A l’entrée de la Maison de protection des familles (MPF) de Bois-d’Arcy, dans les Yvelines, on est accueilli par une dînette, des peluches et du matériel de coloriage. De quoi adoucir le passage des jeunes enfants victimes de violences graves qu’accueille cette structure de la gendarmerie.
Plus loin dans les couloirs de ce petit bâtiment en brique à l’intérieur flambant neuf, on trouve une tablette numérique un peu particulière. Elle permet de détecter en quelques minutes si un téléphone, une autre tablette ou un ordinateur portable a été infecté par un logiciel malveillant connu.
La MPF, où opèrent gendarmes et intervenantes sociales, prend en charge des publics fragiles variés, des seniors aux jeunes enfants en passant par les personnes en situation de handicap ou des victimes de violences intrafamiliales.

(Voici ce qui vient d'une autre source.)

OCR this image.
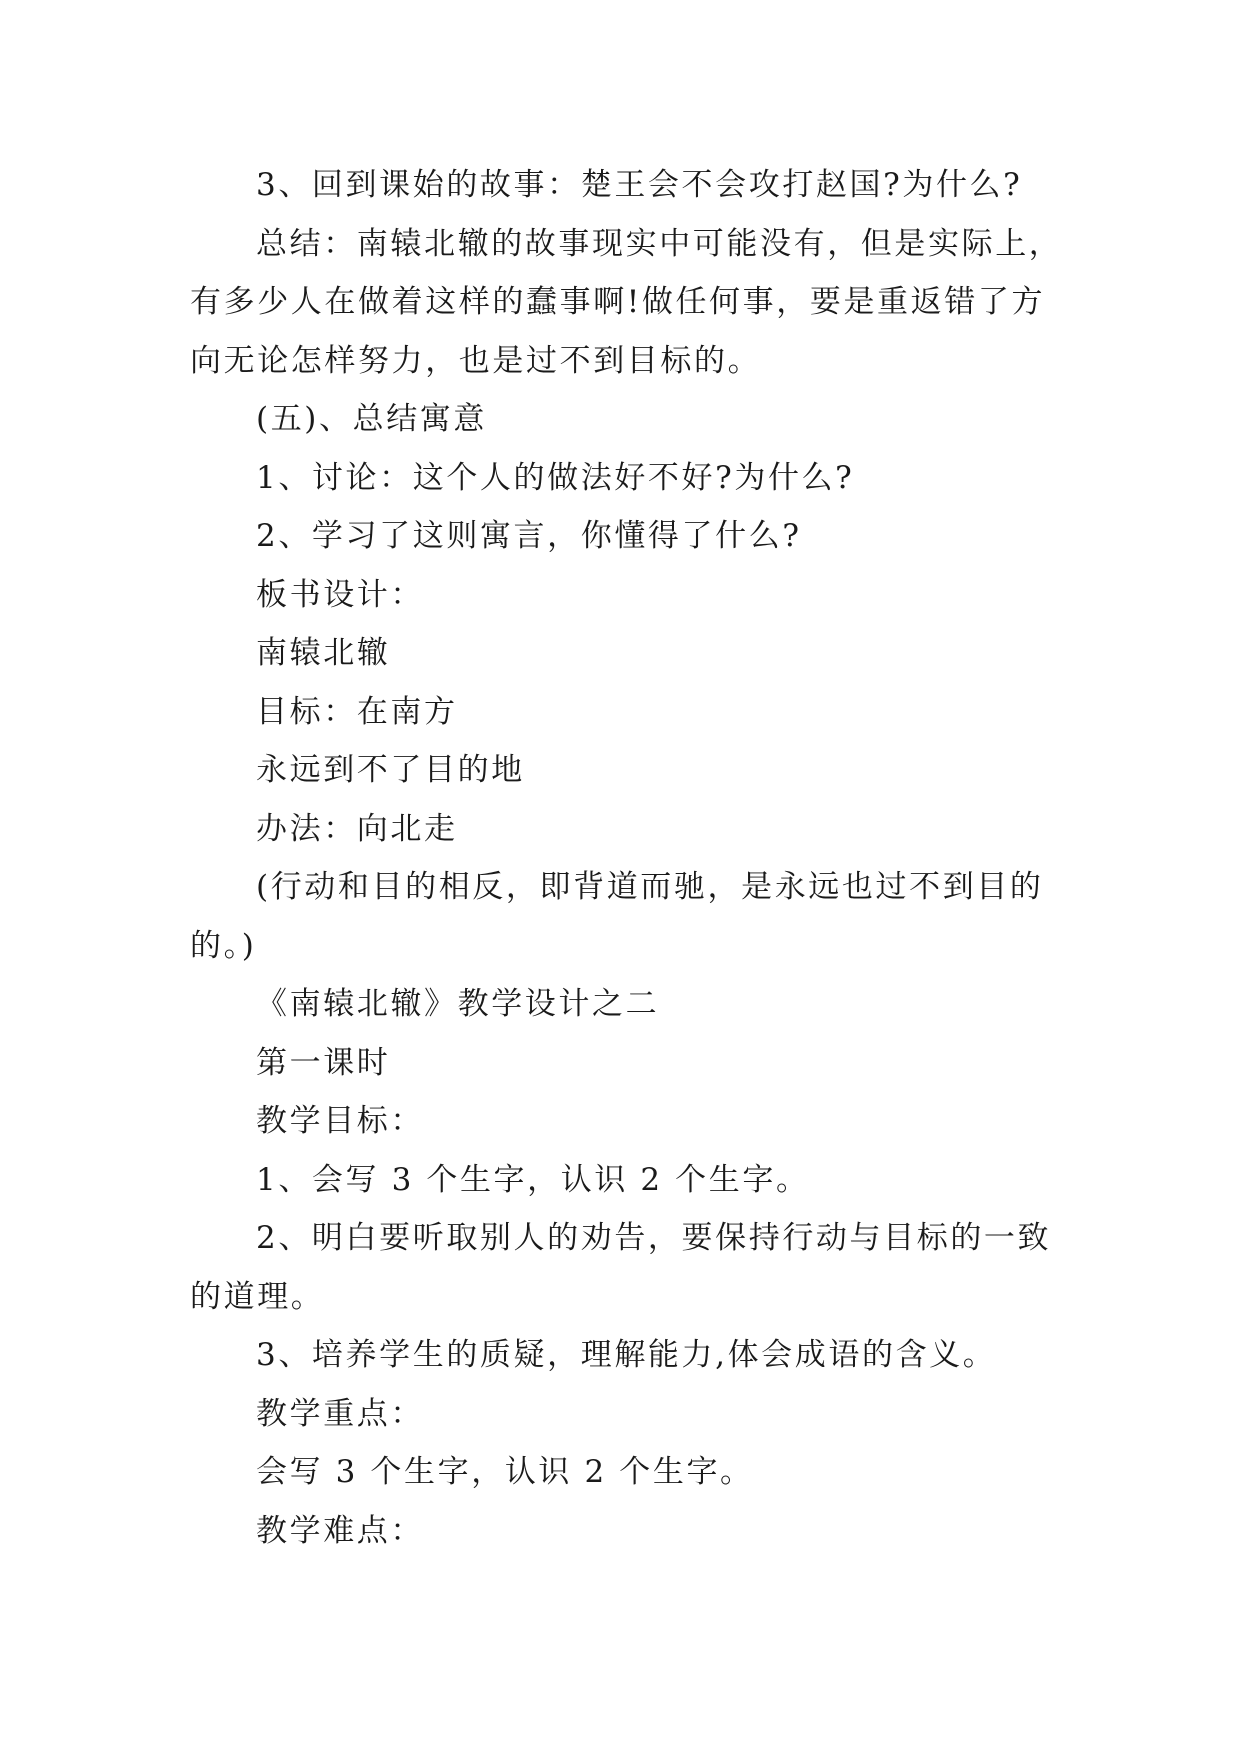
3、回到课始的故事：楚王会不会攻打赵国?为什么?

总结：南辕北辙的故事现实中可能没有，但是实际上，有多少人在做着这样的蠢事啊!做任何事，要是重返错了方向无论怎样努力，也是过不到目标的。

(五)、总结寓意

1、讨论：这个人的做法好不好?为什么?

2、学习了这则寓言，你懂得了什么?

板书设计：

南辕北辙

目标：在南方

永远到不了目的地

办法：向北走

(行动和目的相反，即背道而驰，是永远也过不到目的的。)

《南辕北辙》教学设计之二

第一课时

教学目标：

1、会写 3 个生字，认识 2 个生字。

2、明白要听取别人的劝告，要保持行动与目标的一致的道理。

3、培养学生的质疑，理解能力,体会成语的含义。

教学重点：

会写 3 个生字，认识 2 个生字。

教学难点：
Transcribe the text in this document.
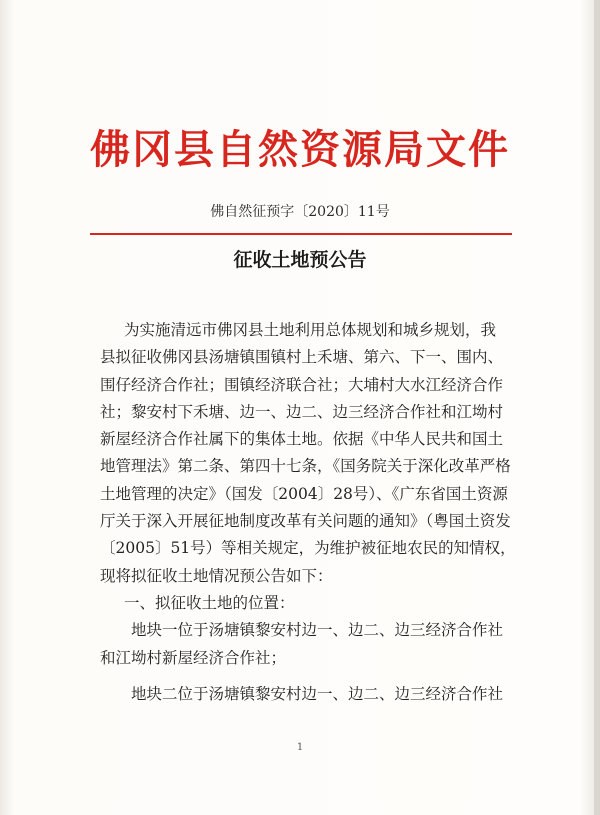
佛冈县自然资源局文件
佛自然征预字〔2020〕11号
征收土地预公告

为实施清远市佛冈县土地利用总体规划和城乡规划，我

县拟征收佛冈县汤塘镇围镇村上禾塘、第六、下一、围内、

围仔经济合作社；围镇经济联合社；大埔村大水江经济合作

社；黎安村下禾塘、边一、边二、边三经济合作社和江坳村

新屋经济合作社属下的集体土地。依据《中华人民共和国土

地管理法》第二条、第四十七条，《国务院关于深化改革严格

土地管理的决定》（国发〔2004〕28号）、《广东省国土资源

厅关于深入开展征地制度改革有关问题的通知》（粤国土资发

〔2005〕51号）等相关规定，为维护被征地农民的知情权，

现将拟征收土地情况预公告如下：

一、拟征收土地的位置：

地块一位于汤塘镇黎安村边一、边二、边三经济合作社

和江坳村新屋经济合作社；

地块二位于汤塘镇黎安村边一、边二、边三经济合作社

1
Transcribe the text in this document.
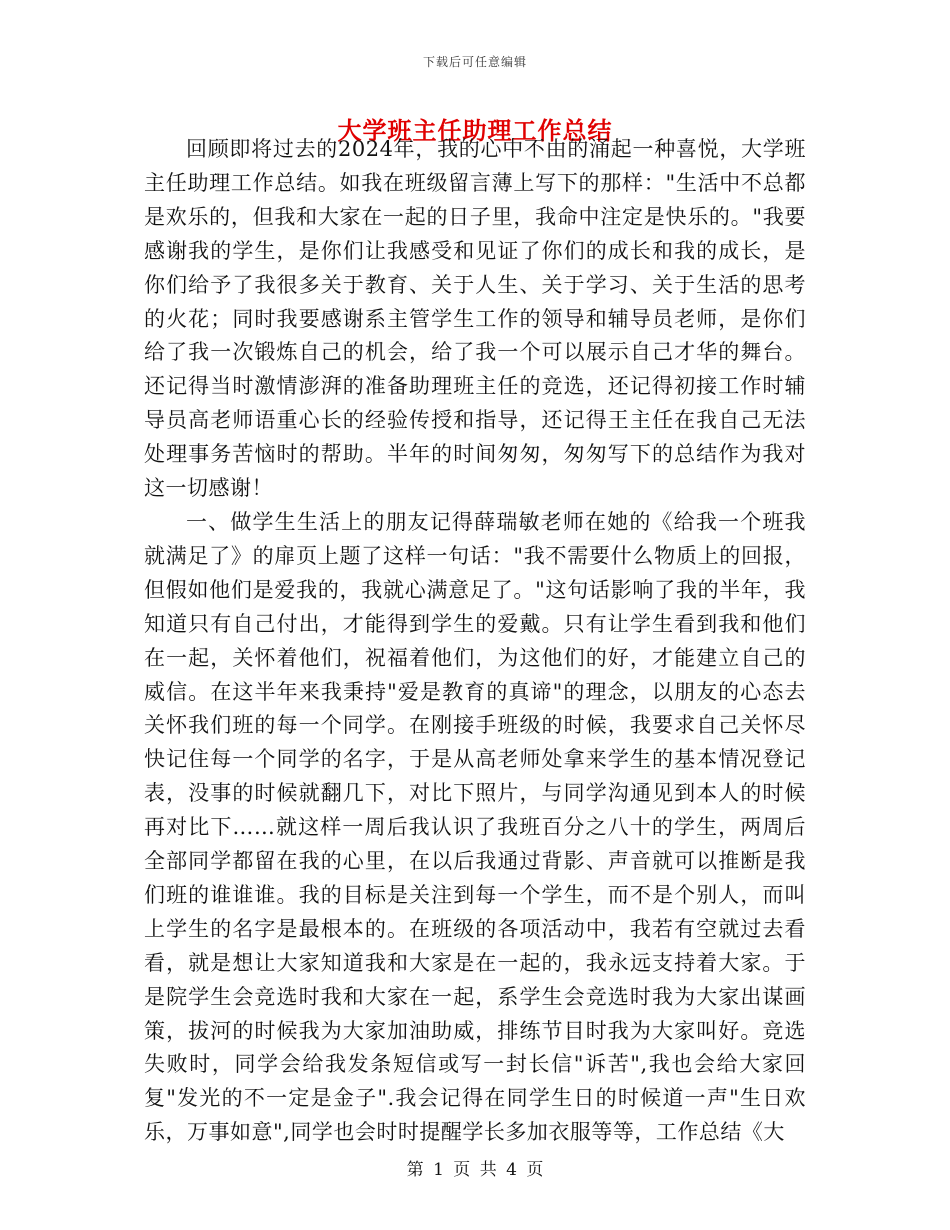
下载后可任意编辑
大学班主任助理工作总结

回顾即将过去的2024年，我的心中不由的涌起一种喜悦，大学班主任助理工作总结。如我在班级留言薄上写下的那样："生活中不总都是欢乐的，但我和大家在一起的日子里，我命中注定是快乐的。"我要感谢我的学生，是你们让我感受和见证了你们的成长和我的成长，是你们给予了我很多关于教育、关于人生、关于学习、关于生活的思考的火花；同时我要感谢系主管学生工作的领导和辅导员老师，是你们给了我一次锻炼自己的机会，给了我一个可以展示自己才华的舞台。还记得当时激情澎湃的准备助理班主任的竞选，还记得初接工作时辅导员高老师语重心长的经验传授和指导，还记得王主任在我自己无法处理事务苦恼时的帮助。半年的时间匆匆，匆匆写下的总结作为我对这一切感谢！

一、做学生生活上的朋友记得薛瑞敏老师在她的《给我一个班我就满足了》的扉页上题了这样一句话："我不需要什么物质上的回报，但假如他们是爱我的，我就心满意足了。"这句话影响了我的半年，我知道只有自己付出，才能得到学生的爱戴。只有让学生看到我和他们在一起，关怀着他们，祝福着他们，为这他们的好，才能建立自己的威信。在这半年来我秉持"爱是教育的真谛"的理念，以朋友的心态去关怀我们班的每一个同学。在刚接手班级的时候，我要求自己关怀尽快记住每一个同学的名字，于是从高老师处拿来学生的基本情况登记表，没事的时候就翻几下，对比下照片，与同学沟通见到本人的时候再对比下……就这样一周后我认识了我班百分之八十的学生，两周后全部同学都留在我的心里，在以后我通过背影、声音就可以推断是我们班的谁谁谁。我的目标是关注到每一个学生，而不是个别人，而叫上学生的名字是最根本的。在班级的各项活动中，我若有空就过去看看，就是想让大家知道我和大家是在一起的，我永远支持着大家。于是院学生会竞选时我和大家在一起，系学生会竞选时我为大家出谋画策，拔河的时候我为大家加油助威，排练节目时我为大家叫好。竞选失败时，同学会给我发条短信或写一封长信"诉苦",我也会给大家回复"发光的不一定是金子".我会记得在同学生日的时候道一声"生日欢乐，万事如意",同学也会时时提醒学长多加衣服等等，工作总结《大

第 1 页 共 4 页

C’est surtout pour ces dernières que cette tablette est utilisée au sein de la MPF. Ce dispositif, appelé DULE (pour « détecter un logiciel espion ») a été déployé dans une dizaine d’unités de la gendarmerie du département. Une expérimentation unique en France.
Régulièrement, les femmes accueillies au sein de la MPF racontent leur impression d’être suivies et l’apparente omniscience de leur conjoint capable de dire où elles se trouvent, ce qu’elles font, qui elles voient. Jusqu’ici, il était difficile de vérifier la présence sur leur téléphone ou leur ordinateur d’un des logiciels espions bas de gamme, vendu explicitement pour surveiller son conjoint et qui pullulent sur Internet. Et pour cause : il fallait diligenter une expertise judiciaire du téléphone. Long, complexe et incertain.
Le « chaînon manquant »
Ce type de logiciel constitue « le chaînon manquant » dans l’arsenal déployé au sein de la MPF, explique l’adjudante-cheffe Virginie Redureau, numéro deux de la structure. La procédure – que Le Monde a pu expérimenter – est très simple : en deux clics sur la tablette, celle-ci génère un réseau Wi-Fi auquel il suffit de se connecter. Toutes les communications du téléphone seront ainsi scrutées pour vérifier la présence d’une trace suspecte.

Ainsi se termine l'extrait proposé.